Okay, that may not sound like big news, especially considering the popularity of rodeo in our state. 
However, this time it was another electric lineworker rodeo, which meant the events included things like hurtman rescue and amp switch replacement instead of steer wrestling or barrel racing.
Last September, we wrote about a similar rodeo, involving teams from electric utilities all across the state. This time though, the competition field was a little larger and included teams from all across the country. In fact, it was the first time that the American Public Power Association (APPA) has held the national “Public Power Lineworkers Rodeo” in Oklahoma. Edmond Electric (the municipally-owned electric utility in Edmond, Oklahoma) served as host for the rodeo, while the Grand River Dam Authority, along with the Municipal Electric Systems of Oklahoma (MESO) and the Oklahoma Municipal Power Authority (OMPA) partnered together to help bring the event to the state. 

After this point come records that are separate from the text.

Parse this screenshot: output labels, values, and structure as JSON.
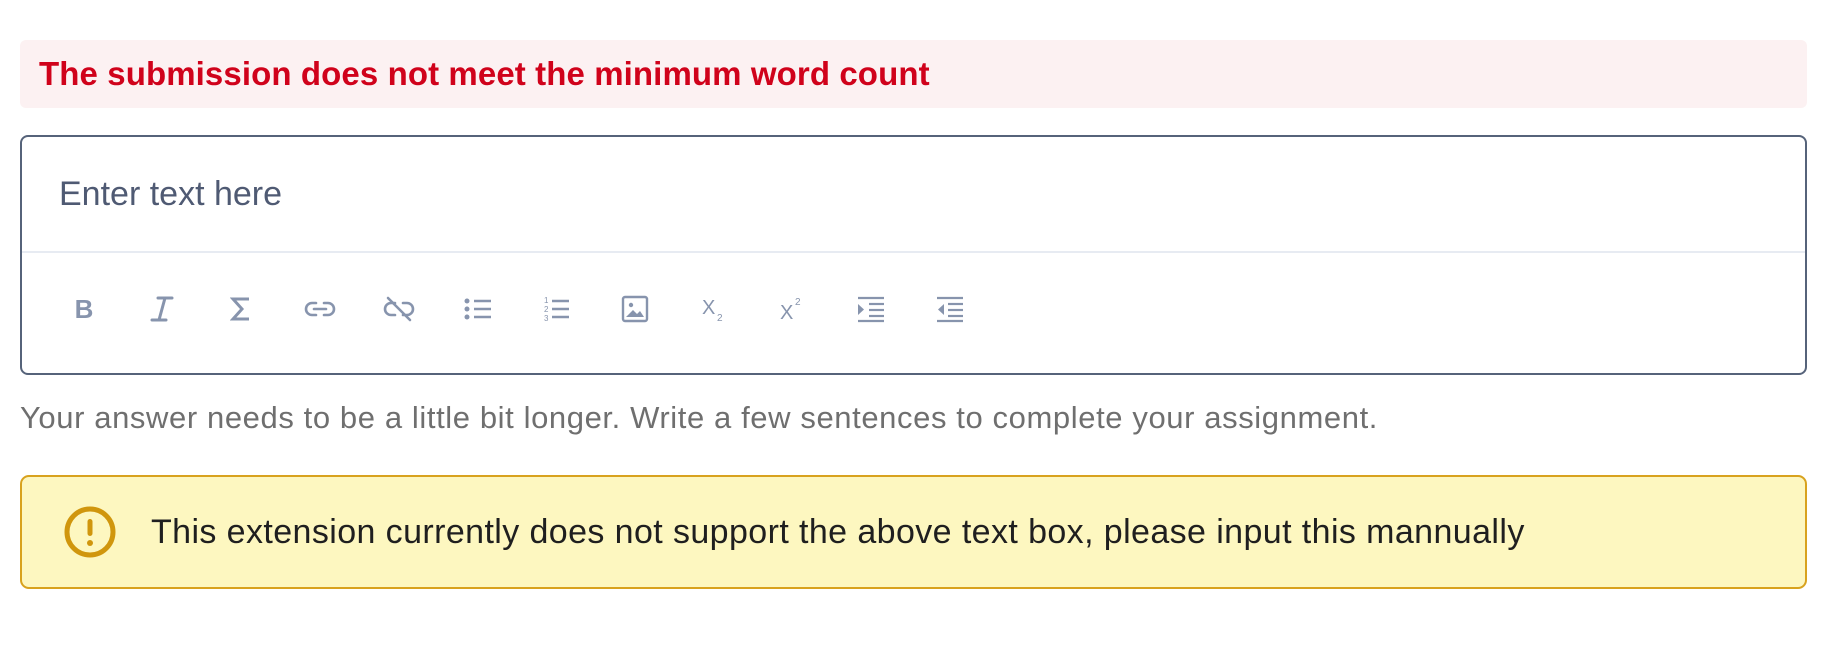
{
  "error": {
    "message": "The submission does not meet the minimum word count"
  },
  "editor": {
    "placeholder": "Enter text here",
    "value": "",
    "toolbar": [
      {
        "id": "bold",
        "icon": "bold-icon",
        "label": "B"
      },
      {
        "id": "italic",
        "icon": "italic-icon",
        "label": "I"
      },
      {
        "id": "formula",
        "icon": "sigma-icon",
        "label": "Σ"
      },
      {
        "id": "link",
        "icon": "link-icon",
        "label": ""
      },
      {
        "id": "unlink",
        "icon": "unlink-icon",
        "label": ""
      },
      {
        "id": "bullet-list",
        "icon": "bullet-list-icon",
        "label": ""
      },
      {
        "id": "numbered-list",
        "icon": "numbered-list-icon",
        "label": ""
      },
      {
        "id": "image",
        "icon": "image-icon",
        "label": ""
      },
      {
        "id": "subscript",
        "icon": "subscript-icon",
        "label": "X₂"
      },
      {
        "id": "superscript",
        "icon": "superscript-icon",
        "label": "X²"
      },
      {
        "id": "indent",
        "icon": "indent-icon",
        "label": ""
      },
      {
        "id": "outdent",
        "icon": "outdent-icon",
        "label": ""
      }
    ]
  },
  "helper": {
    "text": "Your answer needs to be a little bit longer. Write a few sentences to complete your assignment."
  },
  "warning": {
    "icon": "exclamation-circle-icon",
    "text": "This extension currently does not support the above text box, please input this mannually"
  },
  "colors": {
    "error_text": "#d0021b",
    "error_bg": "#fcf1f2",
    "editor_border": "#56637a",
    "toolbar_icon": "#8794ad",
    "warning_bg": "#fdf7c0",
    "warning_border": "#d8a21e"
  }
}
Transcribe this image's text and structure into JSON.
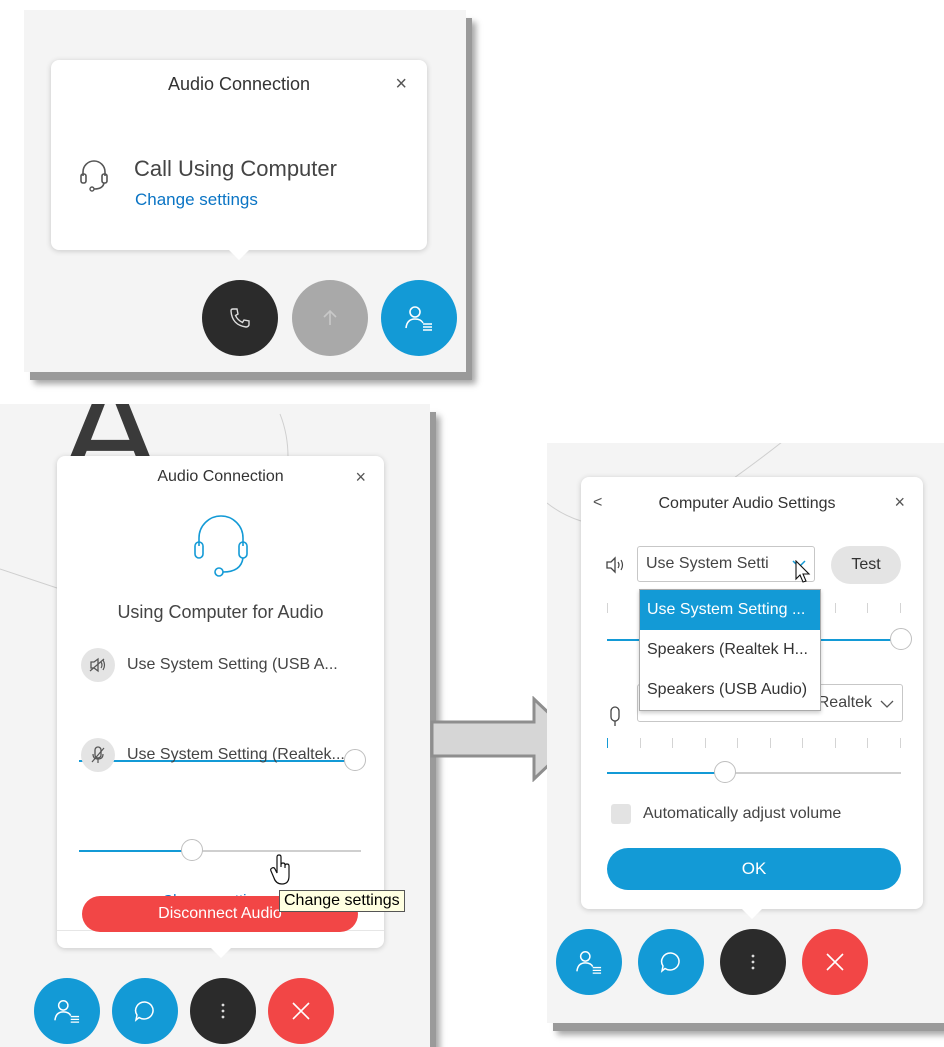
{
  "panel1": {
    "title": "Audio Connection",
    "close": "×",
    "call_label": "Call Using Computer",
    "change_settings": "Change settings"
  },
  "panel2": {
    "title": "Audio Connection",
    "close": "×",
    "status": "Using Computer for Audio",
    "speaker_device": "Use System Setting (USB A...",
    "speaker_level": 1.0,
    "mic_device": "Use System Setting (Realtek...",
    "mic_level": 0.4,
    "change_settings": "Change settings",
    "tooltip": "Change settings",
    "disconnect": "Disconnect Audio"
  },
  "panel3": {
    "back": "<",
    "title": "Computer Audio Settings",
    "close": "×",
    "speaker_select": "Use System Setti",
    "test": "Test",
    "dropdown_options": [
      "Use System Setting ...",
      "Speakers (Realtek H...",
      "Speakers (USB Audio)"
    ],
    "dropdown_selected_index": 0,
    "mic_select_partial": "Realtek",
    "speaker_level": 1.0,
    "mic_level": 0.4,
    "auto_adjust": "Automatically adjust volume",
    "ok": "OK"
  },
  "background_letters": "A",
  "colors": {
    "accent": "#139ad6",
    "danger": "#f24646",
    "dark": "#2b2b2b",
    "link": "#0a74c4"
  }
}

A lineworker rodeo is an opportunity for crews from diverse locations and backgrounds to come together and put their job skills to the test, but, more importantly, it is an opportunity to share experiences, techniques and promote safety for a career that often involves working with high voltage in adverse weather conditions. Because this event was a “public power” rodeo, all crews involved work for customer-owned, customer-controlled electric utilities like GRDA and the many Oklahoma communities its supplies with wholesale electricity. 
Of course, GRDA was well represented, both by staffers who helped make the event possible and by GRDA competitors, who were there to put their skills to the test. We are proud of all those who took part in this special event that not only promotes the work of many of our employees but also promotes the importance of public power across the United States. Today, GRDA is one of roughly 2,000 publicly-owned electric utilities, serving more than 47 million people. While some of the nation’s largest cities - Los Angeles, San Antonio, Seattle and Orlando - are public power, many municipally-owned systems are found in small towns, serving 3,000 or fewer electric meters.